Primary motor cortex inhibition in spinal cord injuries.

OBJECTIVES AND METHODS: Excitability changes in the primary motor cortex in 17 spinal-cord injured (SCI) patients and 10 controls were studied with paired-pulse transcranial magnetic stimulation. The paired pulses were applied at inter-stimulus intervals (ISI) of 2 ms and 15 ms while motor evoked potentials (MEP) were recorded in the biceps brachii (Bic), the abductor pollicis brevis (APB) and the tibialis anterior (TA) muscles.

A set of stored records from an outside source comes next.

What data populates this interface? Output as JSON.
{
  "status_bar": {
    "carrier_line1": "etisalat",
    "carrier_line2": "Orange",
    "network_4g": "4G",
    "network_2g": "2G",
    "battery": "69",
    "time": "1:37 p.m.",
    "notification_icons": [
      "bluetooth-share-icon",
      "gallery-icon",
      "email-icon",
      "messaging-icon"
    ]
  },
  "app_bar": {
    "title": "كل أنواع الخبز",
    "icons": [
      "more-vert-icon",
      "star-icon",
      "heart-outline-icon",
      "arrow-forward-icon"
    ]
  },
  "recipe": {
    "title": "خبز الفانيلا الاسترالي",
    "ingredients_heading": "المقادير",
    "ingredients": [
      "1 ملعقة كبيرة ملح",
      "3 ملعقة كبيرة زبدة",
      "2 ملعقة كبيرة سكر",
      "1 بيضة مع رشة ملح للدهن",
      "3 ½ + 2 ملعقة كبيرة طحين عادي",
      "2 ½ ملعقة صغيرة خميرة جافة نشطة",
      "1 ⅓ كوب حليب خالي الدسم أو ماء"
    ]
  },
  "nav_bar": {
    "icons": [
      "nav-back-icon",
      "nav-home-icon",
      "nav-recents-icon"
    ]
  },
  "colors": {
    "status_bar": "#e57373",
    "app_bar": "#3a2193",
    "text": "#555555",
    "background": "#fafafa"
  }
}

RESULTS: The study revealed a significant decrease in cortical motor excitability in the first weeks after SCI concerning the representation of both the affected muscles innervated from spinal segments below the lesion, and the spared muscles rostral to the lesion. In the patients with motor-incomplete injury, but not in those with motor-complete injury, the initial cortical inhibition of affected muscles was temporarily reduced 2-3 months following injury. The degree of inhibition in cortical areas representing the spared muscles was observed to be smaller in patients with no voluntary TA activity compared to patients with some activity remaining in the TA. Surprisingly, motor-cortical inhibition was observed not only at ISI 2 ms but also at ISI 15 ms. The inhibition persisted in patients who returned for a follow-up measurement 2-3 years later.

CONCLUSION: The present data showed different evaluation of cortical excitability between patients with complete and incomplete spinal cord lesion. Our results provide more insight into the pathophysiology of SCI and contribute to the ongoing discussion about the recovery process and therapy of SCI patients.